Smalltalk was good and it inspired a lot of future things but it didn't succeed because it had a bad $ price / performance ratio in the 80s and the image system created too much coupling compared to files.
It is nice in some cases, but for example, string manipulation is pretty hard to parse compared to python because frequent operations are huge sentences. Pulling out json data that is presented as NSArray's and NSDictionaries was especially painful. That large amount of text makes it slower to parse and and thus your less productive. As PG said, the consistent factor in bugs seems to be lines of code.

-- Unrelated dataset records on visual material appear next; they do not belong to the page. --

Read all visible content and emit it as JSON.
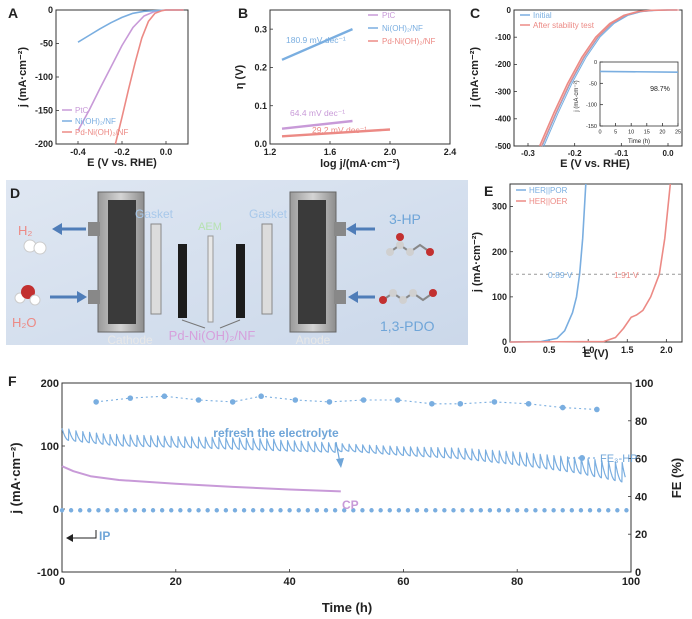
{
  "chart_data": [
    {
      "panel": "A",
      "type": "line",
      "xlabel": "E (V vs. RHE)",
      "ylabel": "j (mA·cm⁻²)",
      "xlim": [
        -0.5,
        0.1
      ],
      "ylim": [
        -200,
        0
      ],
      "xticks": [
        "-0.4",
        "-0.2",
        "0.0"
      ],
      "yticks": [
        "0",
        "-50",
        "-100",
        "-150",
        "-200"
      ],
      "series": [
        {
          "name": "PtC",
          "color": "#c89ad8",
          "points": [
            [
              -0.4,
              -180
            ],
            [
              -0.35,
              -150
            ],
            [
              -0.3,
              -117
            ],
            [
              -0.25,
              -85
            ],
            [
              -0.2,
              -53
            ],
            [
              -0.15,
              -26
            ],
            [
              -0.1,
              -9
            ],
            [
              -0.05,
              -2
            ],
            [
              0.0,
              0
            ],
            [
              0.08,
              0
            ]
          ]
        },
        {
          "name": "Ni(OH)₂/NF",
          "color": "#7aaee0",
          "points": [
            [
              -0.4,
              -48
            ],
            [
              -0.35,
              -38
            ],
            [
              -0.3,
              -28
            ],
            [
              -0.25,
              -19
            ],
            [
              -0.2,
              -11
            ],
            [
              -0.15,
              -5
            ],
            [
              -0.1,
              -2
            ],
            [
              -0.05,
              -1
            ],
            [
              0.0,
              0
            ],
            [
              0.08,
              0
            ]
          ]
        },
        {
          "name": "Pd-Ni(OH)₂/NF",
          "color": "#ec8a85",
          "points": [
            [
              -0.23,
              -200
            ],
            [
              -0.2,
              -160
            ],
            [
              -0.17,
              -118
            ],
            [
              -0.14,
              -78
            ],
            [
              -0.11,
              -42
            ],
            [
              -0.08,
              -17
            ],
            [
              -0.05,
              -5
            ],
            [
              -0.02,
              -1
            ],
            [
              0.0,
              0
            ],
            [
              0.08,
              0
            ]
          ]
        }
      ],
      "legend": "bottom-left"
    },
    {
      "panel": "B",
      "type": "line",
      "xlabel": "log j/(mA·cm⁻²)",
      "ylabel": "η (V)",
      "xlim": [
        1.2,
        2.4
      ],
      "ylim": [
        0,
        0.35
      ],
      "xticks": [
        "1.2",
        "1.6",
        "2.0",
        "2.4"
      ],
      "yticks": [
        "0.0",
        "0.1",
        "0.2",
        "0.3"
      ],
      "series": [
        {
          "name": "PtC",
          "color": "#c89ad8",
          "annotation": "64.4 mV dec⁻¹",
          "points": [
            [
              1.28,
              0.04
            ],
            [
              1.75,
              0.06
            ]
          ]
        },
        {
          "name": "Ni(OH)₂/NF",
          "color": "#7aaee0",
          "annotation": "180.9 mV dec⁻¹",
          "points": [
            [
              1.28,
              0.22
            ],
            [
              1.75,
              0.3
            ]
          ]
        },
        {
          "name": "Pd-Ni(OH)₂/NF",
          "color": "#ec8a85",
          "annotation": "29.2 mV dec⁻¹",
          "points": [
            [
              1.28,
              0.02
            ],
            [
              2.0,
              0.038
            ]
          ]
        }
      ],
      "legend": "top-right"
    },
    {
      "panel": "C",
      "type": "line",
      "xlabel": "E (V vs. RHE)",
      "ylabel": "j (mA·cm⁻²)",
      "xlim": [
        -0.33,
        0.03
      ],
      "ylim": [
        -500,
        0
      ],
      "xticks": [
        "-0.3",
        "-0.2",
        "-0.1",
        "0.0"
      ],
      "yticks": [
        "0",
        "-100",
        "-200",
        "-300",
        "-400",
        "-500"
      ],
      "series": [
        {
          "name": "Initial",
          "color": "#7aaee0",
          "points": [
            [
              -0.27,
              -500
            ],
            [
              -0.24,
              -380
            ],
            [
              -0.21,
              -270
            ],
            [
              -0.18,
              -175
            ],
            [
              -0.15,
              -100
            ],
            [
              -0.12,
              -50
            ],
            [
              -0.09,
              -20
            ],
            [
              -0.06,
              -6
            ],
            [
              -0.03,
              -1
            ],
            [
              0.0,
              0
            ],
            [
              0.02,
              0
            ]
          ]
        },
        {
          "name": "After stability test",
          "color": "#ec8a85",
          "points": [
            [
              -0.275,
              -500
            ],
            [
              -0.245,
              -380
            ],
            [
              -0.215,
              -270
            ],
            [
              -0.185,
              -175
            ],
            [
              -0.155,
              -100
            ],
            [
              -0.125,
              -50
            ],
            [
              -0.095,
              -20
            ],
            [
              -0.065,
              -6
            ],
            [
              -0.035,
              -1
            ],
            [
              0.0,
              0
            ],
            [
              0.02,
              0
            ]
          ]
        }
      ],
      "legend": "top-left",
      "inset": {
        "xlabel": "Time (h)",
        "ylabel": "j (mA·cm⁻²)",
        "xlim": [
          0,
          25
        ],
        "ylim": [
          -150,
          0
        ],
        "xticks": [
          "0",
          "5",
          "10",
          "15",
          "20",
          "25"
        ],
        "yticks": [
          "0",
          "-50",
          "-100",
          "-150"
        ],
        "annotation": "98.7%",
        "points": [
          [
            0,
            -22
          ],
          [
            25,
            -24
          ]
        ]
      }
    },
    {
      "panel": "E",
      "type": "line",
      "xlabel": "E (V)",
      "ylabel": "j (mA·cm⁻²)",
      "xlim": [
        0,
        2.2
      ],
      "ylim": [
        0,
        350
      ],
      "xticks": [
        "0.0",
        "0.5",
        "1.0",
        "1.5",
        "2.0"
      ],
      "yticks": [
        "0",
        "100",
        "200",
        "300"
      ],
      "reference_line": 150,
      "series": [
        {
          "name": "HER||POR",
          "color": "#7aaee0",
          "annotation": "0.89 V",
          "points": [
            [
              0,
              0
            ],
            [
              0.4,
              1
            ],
            [
              0.6,
              8
            ],
            [
              0.7,
              25
            ],
            [
              0.8,
              65
            ],
            [
              0.85,
              100
            ],
            [
              0.89,
              150
            ],
            [
              0.93,
              230
            ],
            [
              0.97,
              350
            ]
          ]
        },
        {
          "name": "HER||OER",
          "color": "#ec8a85",
          "annotation": "1.91 V",
          "points": [
            [
              0,
              0
            ],
            [
              1.2,
              1
            ],
            [
              1.35,
              10
            ],
            [
              1.45,
              30
            ],
            [
              1.55,
              55
            ],
            [
              1.62,
              60
            ],
            [
              1.7,
              70
            ],
            [
              1.8,
              100
            ],
            [
              1.91,
              150
            ],
            [
              1.98,
              230
            ],
            [
              2.05,
              350
            ]
          ]
        }
      ],
      "legend": "top-left"
    },
    {
      "panel": "F",
      "type": "line",
      "xlabel": "Time (h)",
      "ylabel": "j (mA·cm⁻²)",
      "ylabel_right": "FE (%)",
      "xlim": [
        0,
        100
      ],
      "ylim": [
        -100,
        200
      ],
      "ylim_right": [
        0,
        100
      ],
      "xticks": [
        "0",
        "20",
        "40",
        "60",
        "80",
        "100"
      ],
      "yticks": [
        "-100",
        "0",
        "100",
        "200"
      ],
      "yticks_right": [
        "0",
        "20",
        "40",
        "60",
        "80",
        "100"
      ],
      "annotation": "refresh the electrolyte",
      "refresh_time": 49,
      "series": [
        {
          "name": "IP",
          "color": "#7aaee0",
          "points": [
            [
              0,
              -2
            ],
            [
              100,
              -2
            ]
          ]
        },
        {
          "name": "CP",
          "color": "#c89ad8",
          "points": [
            [
              0,
              68
            ],
            [
              2,
              60
            ],
            [
              5,
              52
            ],
            [
              10,
              46
            ],
            [
              20,
              40
            ],
            [
              30,
              35
            ],
            [
              40,
              31
            ],
            [
              49,
              28
            ]
          ]
        },
        {
          "name": "FE3-HP",
          "axis": "right",
          "color": "#7aaee0",
          "points": [
            [
              6,
              90
            ],
            [
              12,
              92
            ],
            [
              18,
              93
            ],
            [
              24,
              91
            ],
            [
              30,
              90
            ],
            [
              35,
              93
            ],
            [
              41,
              91
            ],
            [
              47,
              90
            ],
            [
              53,
              91
            ],
            [
              59,
              91
            ],
            [
              65,
              89
            ],
            [
              70,
              89
            ],
            [
              76,
              90
            ],
            [
              82,
              89
            ],
            [
              88,
              87
            ],
            [
              94,
              86
            ]
          ]
        }
      ],
      "envelope_upper": [
        [
          0,
          128
        ],
        [
          10,
          118
        ],
        [
          20,
          115
        ],
        [
          30,
          113
        ],
        [
          40,
          110
        ],
        [
          48,
          106
        ],
        [
          50,
          104
        ],
        [
          60,
          100
        ],
        [
          70,
          98
        ],
        [
          80,
          92
        ],
        [
          90,
          84
        ],
        [
          99,
          76
        ]
      ],
      "envelope_lower": [
        [
          0,
          110
        ],
        [
          10,
          100
        ],
        [
          20,
          98
        ],
        [
          30,
          95
        ],
        [
          40,
          92
        ],
        [
          48,
          90
        ],
        [
          50,
          92
        ],
        [
          60,
          85
        ],
        [
          70,
          80
        ],
        [
          80,
          70
        ],
        [
          90,
          58
        ],
        [
          99,
          42
        ]
      ]
    }
  ],
  "panel_letters": {
    "a": "A",
    "b": "B",
    "c": "C",
    "d": "D",
    "e": "E",
    "f": "F"
  },
  "text": {
    "a": {
      "leg1": "PtC",
      "leg2": "Ni(OH)₂/NF",
      "leg3": "Pd-Ni(OH)₂/NF",
      "xl": "E (V vs. RHE)",
      "yl": "j (mA·cm⁻²)"
    },
    "b": {
      "leg1": "PtC",
      "leg2": "Ni(OH)₂/NF",
      "leg3": "Pd-Ni(OH)₂/NF",
      "ann1": "180.9 mV dec⁻¹",
      "ann2": "64.4 mV dec⁻¹",
      "ann3": "29.2 mV dec⁻¹",
      "xl": "log j/(mA·cm⁻²)",
      "yl": "η (V)"
    },
    "c": {
      "leg1": "Initial",
      "leg2": "After stability test",
      "inset_ann": "98.7%",
      "inset_xl": "Time (h)",
      "inset_yl": "j (mA·cm⁻²)",
      "xl": "E (V vs. RHE)",
      "yl": "j (mA·cm⁻²)"
    },
    "d": {
      "h2": "H₂",
      "h2o": "H₂O",
      "gasket_l": "Gasket",
      "aem": "AEM",
      "gasket_r": "Gasket",
      "hp": "3-HP",
      "pdo": "1,3-PDO",
      "cathode": "Cathode",
      "anode": "Anode",
      "catalyst": "Pd-Ni(OH)₂/NF"
    },
    "e": {
      "leg1": "HER||POR",
      "leg2": "HER||OER",
      "ann1": "0.89 V",
      "ann2": "1.91 V",
      "xl": "E (V)",
      "yl": "j (mA·cm⁻²)"
    },
    "f": {
      "refresh": "refresh the electrolyte",
      "cp": "CP",
      "ip": "IP",
      "fe": "FE₃-HP",
      "xl": "Time (h)",
      "yl": "j (mA·cm⁻²)",
      "yr": "FE (%)"
    }
  }
}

The more verbose and boilerplat-ish a language is, the more likely your going to have slip ups that cause bugs for similar functionality.
Ex:
[NSString stringWithFormat:@"%d items", itemCount] vs.
"%d items" % itemCount
or
json[@"keyA"][@"keyB"][0];
vs.
[[[json objectForKey:@"keyA"] objectForKey:@"keyB"] objectAtIndex:0];
And I work with Objective-C a lot. There is a downside to theExtremelyLong:message passingStyle:functionNames
You could say similar things about applescript too, yet I've never met anyone who actually uses it: http://alvinalexander.com/blog/post/mac-os-x/applescript-lis...
Smalltalk was good and it inspired a lot of future things but it didn't succeed because it had a bad $ price / performance ratio in the 80s and the image system created too much coupling compared to files.